- Directed by: Paul Almond
- Written by: Paul Almond
- Produced by: Paul Almond
- Starring: Geneviève Bujold; John Vernon; Beata Hartig; Meg Hogarth;
- Cinematography: Jean Boffety
- Edited by: Honor Griffith; James Mitchell;
- Music by: Luke Gibson; Nexus;
- Release date: 1972 (Canada);
- Running time: 88 minutes
- Country: Canada
- Language: English

= Journey (1972 film) =

Journey is a 1972 Canadian film written, directed and produced by Paul Almond.

==Synopsis==

Journey is the allegorical story of a young woman's struggle - outside the normal framework of space and time - to find herself.

Found drifting down the Saguenay River, half-drowned and clinging to a log, a woman (Geneviève Bujold) is rescued by Boulder (John Vernon), who carries her to Undersky, his commune in the Quebec wilderness. Named after the river from which she was saved, Saguenay is haunted by memories of her past and remains unresponsive for days, drifting in and out of consciousness. She gradually becomes aware of the life going on around her and begins to explore it. But she senses she has brought ill fortune to this community and fears something in her past has doomed her and all who know her. Finally, she journeys back up the river to confront the nightmare of her past. By doing so, she breaks through to the present and arrives at the mouth of the river.

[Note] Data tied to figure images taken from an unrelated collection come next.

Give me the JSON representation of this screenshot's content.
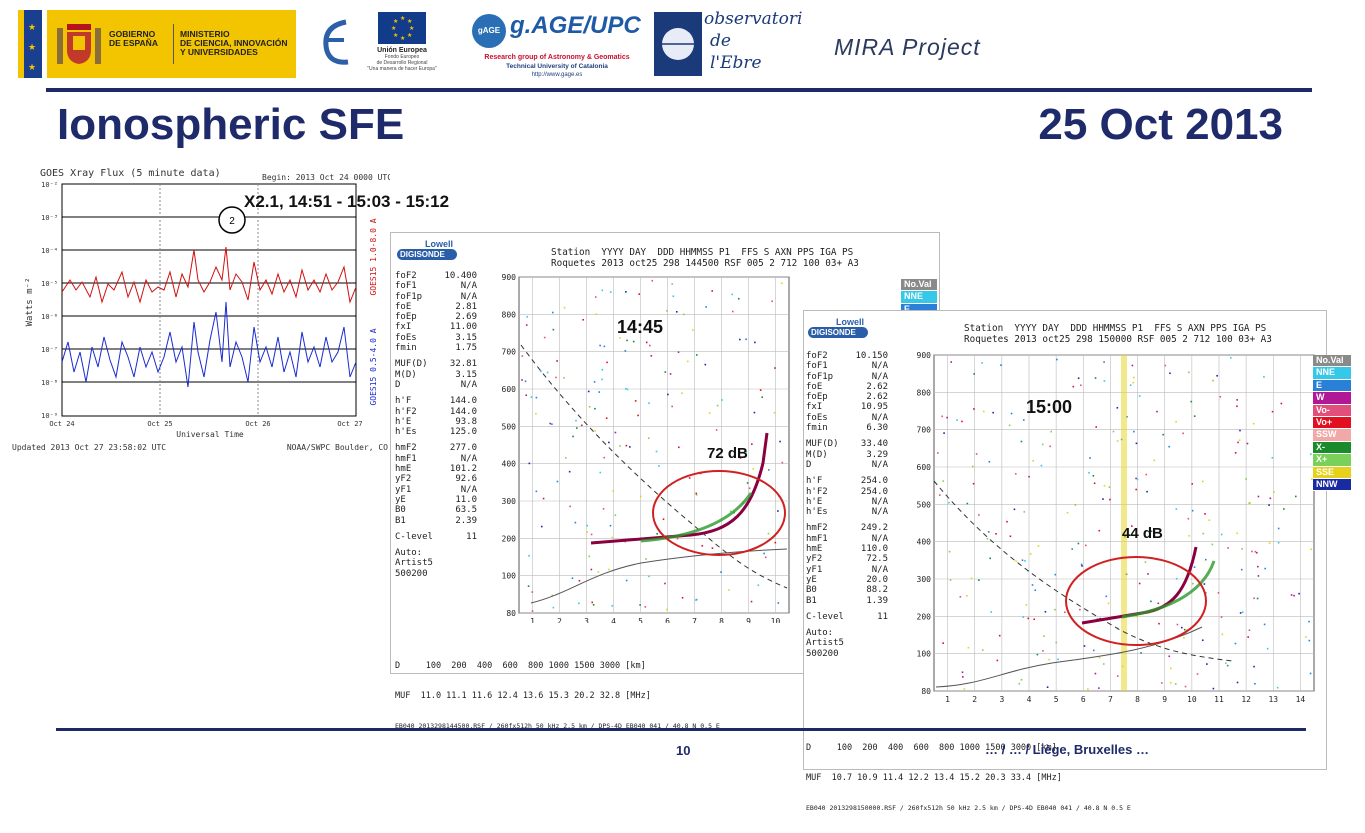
{
  "header": {
    "gobierno": [
      "GOBIERNO",
      "DE ESPAÑA"
    ],
    "ministerio": [
      "MINISTERIO",
      "DE CIENCIA, INNOVACIÓN",
      "Y UNIVERSIDADES"
    ],
    "eu": {
      "name": "Unión Europea",
      "sub": [
        "Fondo Europeo",
        "de Desarrollo Regional",
        "\"Una manera de hacer Europa\""
      ]
    },
    "gage": {
      "circle": "gAGE",
      "title": "g.AGE/UPC",
      "line1": "Research group of Astronomy & Geomatics",
      "line2": "Technical University of Catalonia",
      "line3": "http://www.gage.es"
    },
    "observatori": [
      "observatori",
      "de",
      "l'Ebre"
    ],
    "project": "MIRA Project"
  },
  "slide": {
    "title": "Ionospheric SFE",
    "date": "25 Oct 2013",
    "page_number": "10",
    "footnote": "… / … / Liège, Bruxelles …"
  },
  "goes": {
    "title": "GOES Xray Flux (5 minute data)",
    "begin": "Begin: 2013 Oct 24 0000 UTC",
    "flare_label": "X2.1, 14:51 - 15:03 - 15:12",
    "marker": "2",
    "ylabel": "Watts m⁻²",
    "yticks": [
      "10⁻²",
      "10⁻³",
      "10⁻⁴",
      "10⁻⁵",
      "10⁻⁶",
      "10⁻⁷",
      "10⁻⁸",
      "10⁻⁹"
    ],
    "xticks": [
      "Oct 24",
      "Oct 25",
      "Oct 26",
      "Oct 27"
    ],
    "xlabel": "Universal Time",
    "right_label_red": "GOES15 1.0-8.0 A",
    "right_label_blue": "GOES15 0.5-4.0 A",
    "updated": "Updated 2013 Oct 27 23:58:02 UTC",
    "credit": "NOAA/SWPC Boulder, CO"
  },
  "iono1": {
    "brand": [
      "Lowell",
      "DIGISONDE"
    ],
    "header": "Station  YYYY DAY  DDD HHMMSS P1  FFS S AXN PPS IGA PS\nRoquetes 2013 oct25 298 144500 RSF 005 2 712 100 03+ A3",
    "time": "14:45",
    "db": "72 dB",
    "params": [
      [
        "foF2",
        "10.400"
      ],
      [
        "foF1",
        "N/A"
      ],
      [
        "foF1p",
        "N/A"
      ],
      [
        "foE",
        "2.81"
      ],
      [
        "foEp",
        "2.69"
      ],
      [
        "fxI",
        "11.00"
      ],
      [
        "foEs",
        "3.15"
      ],
      [
        "fmin",
        "1.75"
      ],
      [
        "MUF(D)",
        "32.81"
      ],
      [
        "M(D)",
        "3.15"
      ],
      [
        "D",
        "N/A"
      ],
      [
        "h'F",
        "144.0"
      ],
      [
        "h'F2",
        "144.0"
      ],
      [
        "h'E",
        "93.8"
      ],
      [
        "h'Es",
        "125.0"
      ],
      [
        "hmF2",
        "277.0"
      ],
      [
        "hmF1",
        "N/A"
      ],
      [
        "hmE",
        "101.2"
      ],
      [
        "yF2",
        "92.6"
      ],
      [
        "yF1",
        "N/A"
      ],
      [
        "yE",
        "11.0"
      ],
      [
        "B0",
        "63.5"
      ],
      [
        "B1",
        "2.39"
      ],
      [
        "C-level",
        "11"
      ]
    ],
    "auto": [
      "Auto:",
      "Artist5",
      "500200"
    ],
    "yticks": [
      "900",
      "800",
      "700",
      "600",
      "500",
      "400",
      "300",
      "200",
      "100",
      "80"
    ],
    "xticks": [
      "1",
      "2",
      "3",
      "4",
      "5",
      "6",
      "7",
      "8",
      "9",
      "10"
    ],
    "legend": [
      "No.Val",
      "NNE",
      "E"
    ],
    "bottom1": "D     100  200  400  600  800 1000 1500 3000 [km]",
    "bottom2": "MUF  11.0 11.1 11.6 12.4 13.6 15.3 20.2 32.8 [MHz]",
    "bottom3": "EB040 2013298144500.RSF / 260fx512h 50 kHz 2.5 km / DPS-4D EB040 041 / 40.8 N 0.5 E"
  },
  "iono2": {
    "brand": [
      "Lowell",
      "DIGISONDE"
    ],
    "header": "Station  YYYY DAY  DDD HHMMSS P1  FFS S AXN PPS IGA PS\nRoquetes 2013 oct25 298 150000 RSF 005 2 712 100 03+ A3",
    "time": "15:00",
    "db": "44 dB",
    "params": [
      [
        "foF2",
        "10.150"
      ],
      [
        "foF1",
        "N/A"
      ],
      [
        "foF1p",
        "N/A"
      ],
      [
        "foE",
        "2.62"
      ],
      [
        "foEp",
        "2.62"
      ],
      [
        "fxI",
        "10.95"
      ],
      [
        "foEs",
        "N/A"
      ],
      [
        "fmin",
        "6.30"
      ],
      [
        "MUF(D)",
        "33.40"
      ],
      [
        "M(D)",
        "3.29"
      ],
      [
        "D",
        "N/A"
      ],
      [
        "h'F",
        "254.0"
      ],
      [
        "h'F2",
        "254.0"
      ],
      [
        "h'E",
        "N/A"
      ],
      [
        "h'Es",
        "N/A"
      ],
      [
        "hmF2",
        "249.2"
      ],
      [
        "hmF1",
        "N/A"
      ],
      [
        "hmE",
        "110.0"
      ],
      [
        "yF2",
        "72.5"
      ],
      [
        "yF1",
        "N/A"
      ],
      [
        "yE",
        "20.0"
      ],
      [
        "B0",
        "88.2"
      ],
      [
        "B1",
        "1.39"
      ],
      [
        "C-level",
        "11"
      ]
    ],
    "auto": [
      "Auto:",
      "Artist5",
      "500200"
    ],
    "yticks": [
      "900",
      "800",
      "700",
      "600",
      "500",
      "400",
      "300",
      "200",
      "100",
      "80"
    ],
    "xticks": [
      "1",
      "2",
      "3",
      "4",
      "5",
      "6",
      "7",
      "8",
      "9",
      "10",
      "11",
      "12",
      "13",
      "14"
    ],
    "legend": [
      {
        "label": "No.Val",
        "color": "#8a8a8a"
      },
      {
        "label": "NNE",
        "color": "#35c8e8"
      },
      {
        "label": "E",
        "color": "#2a7fd6"
      },
      {
        "label": "W",
        "color": "#b01896"
      },
      {
        "label": "Vo-",
        "color": "#e0507a"
      },
      {
        "label": "Vo+",
        "color": "#e01020"
      },
      {
        "label": "SSW",
        "color": "#f0a8a8"
      },
      {
        "label": "X-",
        "color": "#1a8a2a"
      },
      {
        "label": "X+",
        "color": "#7ad05a"
      },
      {
        "label": "SSE",
        "color": "#e6d21a"
      },
      {
        "label": "NNW",
        "color": "#1a2aa0"
      }
    ],
    "bottom1": "D     100  200  400  600  800 1000 1500 3000 [km]",
    "bottom2": "MUF  10.7 10.9 11.4 12.2 13.4 15.2 20.3 33.4 [MHz]",
    "bottom3": "EB040 2013298150000.RSF / 260fx512h 50 kHz 2.5 km / DPS-4D EB040 041 / 40.8 N 0.5 E"
  }
}
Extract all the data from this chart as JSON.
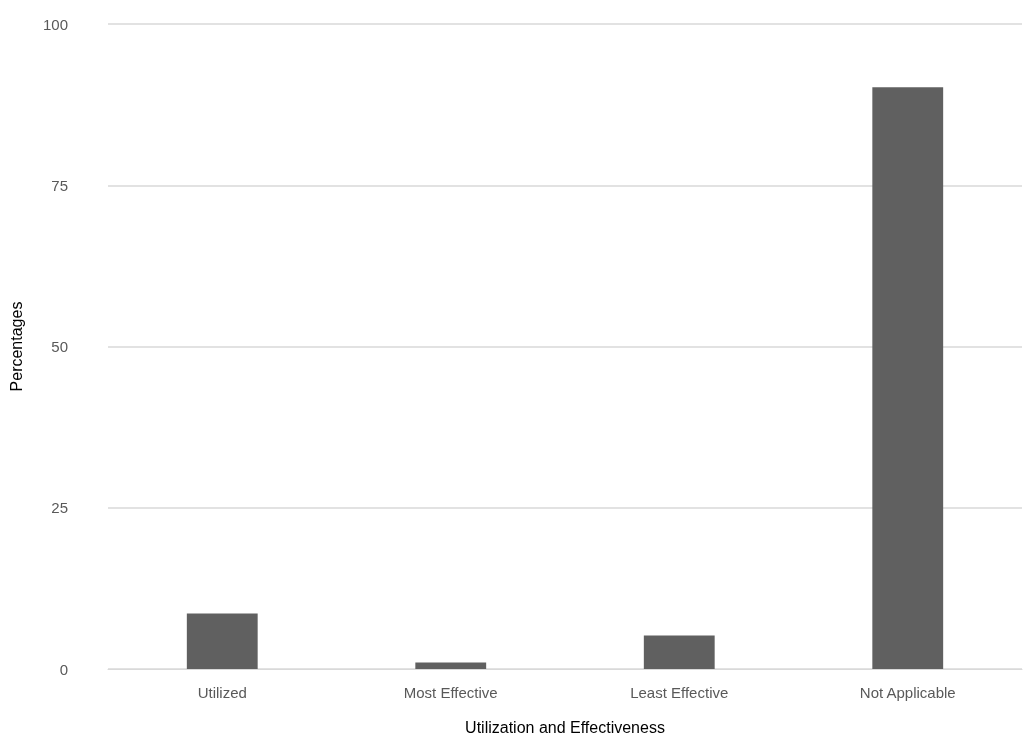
{
  "chart_data": {
    "type": "bar",
    "xlabel": "Utilization and Effectiveness",
    "ylabel": "Percentages",
    "categories": [
      "Utilized",
      "Most Effective",
      "Least Effective",
      "Not Applicable"
    ],
    "values": [
      8.6,
      1,
      5.2,
      90.2
    ],
    "color": "#606060",
    "ylim": [
      0,
      100
    ],
    "yticks": [
      0,
      25,
      50,
      75,
      100
    ],
    "grid": "y"
  }
}
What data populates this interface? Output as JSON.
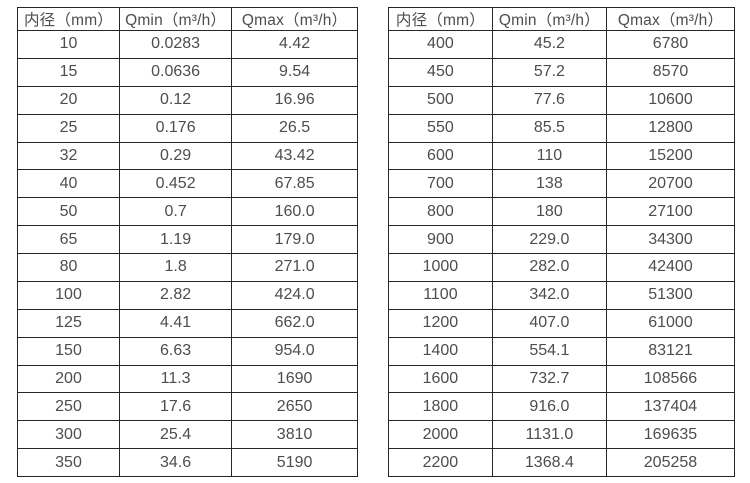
{
  "page": {
    "background": "#ffffff",
    "border_color": "#262626",
    "text_color": "#4d4d4d"
  },
  "tables": [
    {
      "name": "flow-spec-table-small-diameters",
      "headers": [
        "内径（mm）",
        "Qmin（m³/h）",
        "Qmax（m³/h）"
      ],
      "rows": [
        [
          "10",
          "0.0283",
          "4.42"
        ],
        [
          "15",
          "0.0636",
          "9.54"
        ],
        [
          "20",
          "0.12",
          "16.96"
        ],
        [
          "25",
          "0.176",
          "26.5"
        ],
        [
          "32",
          "0.29",
          "43.42"
        ],
        [
          "40",
          "0.452",
          "67.85"
        ],
        [
          "50",
          "0.7",
          "160.0"
        ],
        [
          "65",
          "1.19",
          "179.0"
        ],
        [
          "80",
          "1.8",
          "271.0"
        ],
        [
          "100",
          "2.82",
          "424.0"
        ],
        [
          "125",
          "4.41",
          "662.0"
        ],
        [
          "150",
          "6.63",
          "954.0"
        ],
        [
          "200",
          "11.3",
          "1690"
        ],
        [
          "250",
          "17.6",
          "2650"
        ],
        [
          "300",
          "25.4",
          "3810"
        ],
        [
          "350",
          "34.6",
          "5190"
        ]
      ]
    },
    {
      "name": "flow-spec-table-large-diameters",
      "headers": [
        "内径（mm）",
        "Qmin（m³/h）",
        "Qmax（m³/h）"
      ],
      "rows": [
        [
          "400",
          "45.2",
          "6780"
        ],
        [
          "450",
          "57.2",
          "8570"
        ],
        [
          "500",
          "77.6",
          "10600"
        ],
        [
          "550",
          "85.5",
          "12800"
        ],
        [
          "600",
          "110",
          "15200"
        ],
        [
          "700",
          "138",
          "20700"
        ],
        [
          "800",
          "180",
          "27100"
        ],
        [
          "900",
          "229.0",
          "34300"
        ],
        [
          "1000",
          "282.0",
          "42400"
        ],
        [
          "1100",
          "342.0",
          "51300"
        ],
        [
          "1200",
          "407.0",
          "61000"
        ],
        [
          "1400",
          "554.1",
          "83121"
        ],
        [
          "1600",
          "732.7",
          "108566"
        ],
        [
          "1800",
          "916.0",
          "137404"
        ],
        [
          "2000",
          "1131.0",
          "169635"
        ],
        [
          "2200",
          "1368.4",
          "205258"
        ]
      ]
    }
  ]
}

The cast also includes George Sperdakos, Elton Hayes, Luke Gibson, Greg Adams, Mary Bellows, Gale Garnett, Judith Gault, Beata Hartig, Meg Hogarth, Gary McKeehan, Patsy Rahn and Ratch Wallace.

==Reception==

This is Paul Almond's last film in his trilogy with Bujold that began with Isabel (1968) and The Act of the Heart (1970). Obscure and complex, the final film is considered the weakest of the trilogy, lacking the passion of the first two. Poorly received, it was a box-office failure and ended Almond's attempt to create art film in Québec.

It was featured in the Canadian Cinema television series which aired on CBC Television in 1974.